Schließlich hatte sich Darina dazu entschieden hierher zu kommen und Professor Flynt um eine Traumdeutung zu bitten. Wenn sie vielleicht dem Grund auf die Schliche kam, würde sie eventuell auch in der Lage sein, das Problem ganz aus der Welt schaffen zu können. So die Theorie. Fragte sich nur, ob die Praxis auch so reibungslos verlaufen würde.
Mit einem nachdrücklichen Klopfen an der Tür kündigte sie sich an und bat still um Eintritt. Keine dreißig Sekunden später wurde die Tür geöffnet und zum Vorschein kam ein relativ kleiner Mann. Aber im Gegensatz zu Dare fühlte sich wahrscheinlich jeder Mann unter eins fünfundachtzig klein. Professor Flynt trug einen dunkelgrauen Anzug, hatte allerdings keine Krawatte umgebunden. Normalerweise liefen auch die Professoren in normaler Arbeitskleidung in den Gängen der Universität herum. Es musste ja nicht immer förmlich zugehen, wenn man stattdessen auch mal der Gemütlichkeit nachgeben durfte.

»Ja, bitte?« Mit den Worten des Dozenten wurde die Ivanova aus ihren Gedanken gerissen.
Sie räusperte sich kurz, um etwas Zeit zu schinden, damit sie sich ihre Worte zurechtlegen konnte. Dann begann sie zu sprechen: »Entschuldigung, dass ich Sie noch aufsuche, obwohl schon längst Vorlesungsschluss ist. Ich hätte nur eine Frage: Haben Sie schon einmal etwas von der Thematik ›Traumdeutung‹ gehört?«
»Natürlich, es ist Hauptbestandteil in den Lehren von Sigmund Freud«, beantwortete er geduldig ihre Frage, wobei er skeptisch zu Darina hinaufblickte.

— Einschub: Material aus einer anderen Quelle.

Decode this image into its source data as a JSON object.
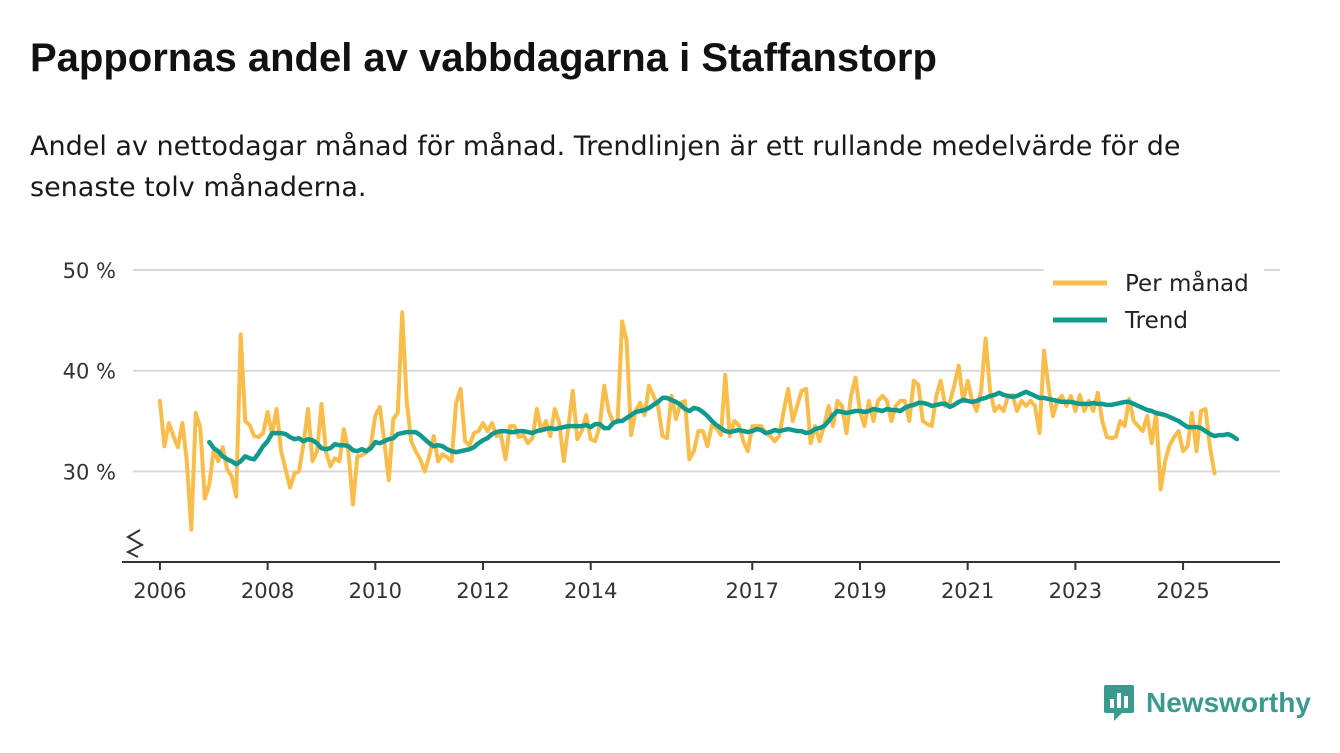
{
  "colors": {
    "monthly": "#f9bd4c",
    "trend": "#11998e",
    "grid": "#d9d9d9",
    "axis": "#333333",
    "brand": "#3a9a8e"
  },
  "chart_data": {
    "type": "line",
    "title": "Pappornas andel av vabbdagarna i Staffanstorp",
    "subtitle": "Andel av nettodagar månad för månad. Trendlinjen är ett rullande medelvärde för de senaste tolv månaderna.",
    "xlabel": "",
    "ylabel": "",
    "x_start": "2006-01",
    "xlim": [
      2005.5,
      2026.8
    ],
    "ylim": [
      21,
      50
    ],
    "y_ticks": [
      30,
      40,
      50
    ],
    "y_tick_labels": [
      "30 %",
      "40 %",
      "50 %"
    ],
    "x_ticks": [
      2006,
      2008,
      2010,
      2012,
      2014,
      2017,
      2019,
      2021,
      2023,
      2025
    ],
    "x_tick_labels": [
      "2006",
      "2008",
      "2010",
      "2012",
      "2014",
      "2017",
      "2019",
      "2021",
      "2023",
      "2025"
    ],
    "grid": true,
    "legend_position": "top-right",
    "series": [
      {
        "name": "Per månad",
        "start_index": 0,
        "values": [
          37.0,
          32.5,
          34.8,
          33.5,
          32.4,
          34.8,
          31.0,
          24.2,
          35.8,
          34.3,
          27.3,
          28.7,
          32.2,
          31.0,
          32.4,
          30.2,
          29.5,
          27.5,
          43.6,
          35.0,
          34.6,
          33.5,
          33.4,
          33.8,
          35.9,
          33.7,
          36.2,
          32.0,
          30.2,
          28.4,
          29.8,
          30.0,
          32.7,
          36.2,
          31.0,
          32.0,
          36.7,
          31.9,
          30.5,
          31.3,
          31.0,
          34.2,
          32.0,
          26.7,
          31.5,
          31.6,
          31.9,
          32.6,
          35.5,
          36.4,
          33.0,
          29.1,
          35.2,
          35.8,
          45.8,
          37.0,
          33.0,
          32.0,
          31.2,
          30.0,
          31.5,
          33.5,
          31.0,
          31.7,
          31.4,
          31.0,
          36.8,
          38.2,
          33.0,
          32.6,
          33.8,
          34.0,
          34.8,
          34.0,
          34.8,
          33.5,
          33.6,
          31.2,
          34.5,
          34.5,
          33.4,
          33.6,
          32.8,
          33.3,
          36.2,
          34.0,
          35.0,
          33.5,
          36.2,
          34.8,
          31.0,
          34.4,
          38.0,
          33.2,
          34.0,
          35.6,
          33.2,
          33.0,
          34.5,
          38.5,
          36.0,
          34.8,
          34.9,
          44.9,
          43.0,
          33.6,
          36.0,
          36.8,
          35.6,
          38.5,
          37.5,
          36.5,
          33.5,
          33.3,
          37.5,
          35.2,
          36.8,
          37.0,
          31.2,
          32.0,
          34.0,
          34.0,
          32.5,
          34.6,
          34.3,
          33.6,
          39.6,
          33.5,
          35.0,
          34.6,
          33.0,
          32.0,
          34.5,
          34.5,
          34.5,
          33.8,
          33.5,
          33.0,
          33.5,
          36.0,
          38.2,
          35.0,
          36.5,
          38.0,
          38.2,
          32.8,
          34.5,
          33.0,
          34.5,
          36.5,
          34.5,
          37.0,
          36.5,
          33.8,
          37.5,
          39.3,
          36.0,
          34.5,
          37.0,
          35.0,
          37.0,
          37.5,
          37.0,
          35.0,
          36.5,
          37.0,
          37.0,
          35.0,
          39.0,
          38.6,
          35.0,
          34.7,
          34.5,
          37.5,
          39.0,
          36.5,
          36.8,
          38.5,
          40.5,
          37.0,
          39.0,
          37.0,
          36.0,
          38.0,
          43.2,
          38.0,
          36.0,
          36.5,
          36.0,
          37.5,
          37.6,
          36.0,
          37.0,
          36.5,
          37.0,
          36.5,
          33.8,
          42.0,
          38.5,
          35.5,
          37.0,
          37.5,
          36.5,
          37.5,
          36.0,
          37.6,
          36.0,
          37.0,
          36.0,
          37.8,
          35.0,
          33.4,
          33.3,
          33.4,
          35.0,
          34.5,
          37.2,
          35.0,
          34.5,
          34.0,
          35.5,
          32.8,
          35.8,
          28.2,
          31.0,
          32.6,
          33.4,
          34.0,
          32.0,
          32.5,
          35.8,
          32.0,
          36.0,
          36.2,
          32.4,
          29.8
        ]
      },
      {
        "name": "Trend",
        "start_index": 11,
        "values": [
          32.9,
          32.3,
          32.0,
          31.5,
          31.2,
          31.0,
          30.7,
          31.0,
          31.5,
          31.3,
          31.2,
          31.8,
          32.5,
          33.0,
          33.8,
          33.8,
          33.8,
          33.7,
          33.4,
          33.2,
          33.3,
          33.0,
          33.2,
          33.1,
          32.8,
          32.3,
          32.2,
          32.3,
          32.7,
          32.6,
          32.6,
          32.5,
          32.1,
          32.0,
          32.2,
          32.0,
          32.3,
          32.9,
          32.8,
          33.0,
          33.2,
          33.3,
          33.7,
          33.8,
          33.9,
          33.9,
          33.9,
          33.6,
          33.2,
          32.8,
          32.5,
          32.6,
          32.5,
          32.2,
          32.0,
          31.9,
          32.0,
          32.1,
          32.2,
          32.4,
          32.8,
          33.1,
          33.3,
          33.7,
          33.9,
          34.0,
          34.0,
          33.9,
          33.9,
          34.0,
          34.0,
          33.9,
          33.8,
          34.0,
          34.1,
          34.2,
          34.3,
          34.2,
          34.3,
          34.4,
          34.5,
          34.5,
          34.5,
          34.5,
          34.6,
          34.4,
          34.7,
          34.7,
          34.3,
          34.3,
          34.8,
          35.0,
          35.0,
          35.3,
          35.6,
          35.9,
          36.0,
          36.1,
          36.3,
          36.6,
          36.9,
          37.3,
          37.3,
          37.1,
          36.9,
          36.6,
          36.2,
          36.0,
          36.3,
          36.2,
          35.9,
          35.5,
          35.0,
          34.6,
          34.3,
          34.0,
          33.9,
          34.0,
          34.1,
          34.0,
          33.9,
          34.0,
          34.2,
          34.1,
          33.8,
          33.9,
          34.1,
          34.0,
          34.1,
          34.2,
          34.1,
          34.0,
          34.0,
          33.8,
          33.9,
          34.2,
          34.3,
          34.5,
          35.0,
          35.6,
          36.0,
          35.9,
          35.8,
          35.9,
          36.0,
          36.0,
          35.9,
          36.0,
          36.2,
          36.1,
          36.0,
          36.2,
          36.1,
          36.1,
          36.0,
          36.3,
          36.5,
          36.6,
          36.8,
          36.8,
          36.7,
          36.5,
          36.6,
          36.7,
          36.7,
          36.4,
          36.6,
          36.9,
          37.1,
          37.0,
          36.9,
          37.0,
          37.2,
          37.3,
          37.5,
          37.6,
          37.8,
          37.6,
          37.5,
          37.4,
          37.5,
          37.7,
          37.9,
          37.7,
          37.5,
          37.3,
          37.3,
          37.2,
          37.1,
          37.0,
          36.9,
          36.9,
          36.9,
          36.8,
          36.7,
          36.7,
          36.7,
          36.8,
          36.7,
          36.7,
          36.6,
          36.6,
          36.7,
          36.8,
          36.9,
          36.9,
          36.7,
          36.5,
          36.3,
          36.1,
          36.0,
          35.8,
          35.7,
          35.6,
          35.4,
          35.2,
          35.0,
          34.7,
          34.4,
          34.4,
          34.4,
          34.3,
          34.0,
          33.7,
          33.5,
          33.6,
          33.6,
          33.7,
          33.5,
          33.2
        ]
      }
    ]
  },
  "brand": {
    "name": "Newsworthy",
    "logo_icon": "newsworthy-logo-icon"
  }
}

»Ja, natürlich«, erwiderte die Braunhaarige hastig und beschämt, dass sie trotz reiflicher Überlegung die falschen Worte gewählt hatte.
Eine Augenbraue des Professors hob sich elegant auf seiner Stirn, ehe er fragte: »Miss ...?«
»Oh, mein Name ist Darina Ivanova. Ich studiere hier an der Cornell als Hauptfach Geschichte und Paranormale Phänomene«, unterbrach sie Professor Flynt, der ihr daraufhin nur einen dankbaren Blick zuwarf.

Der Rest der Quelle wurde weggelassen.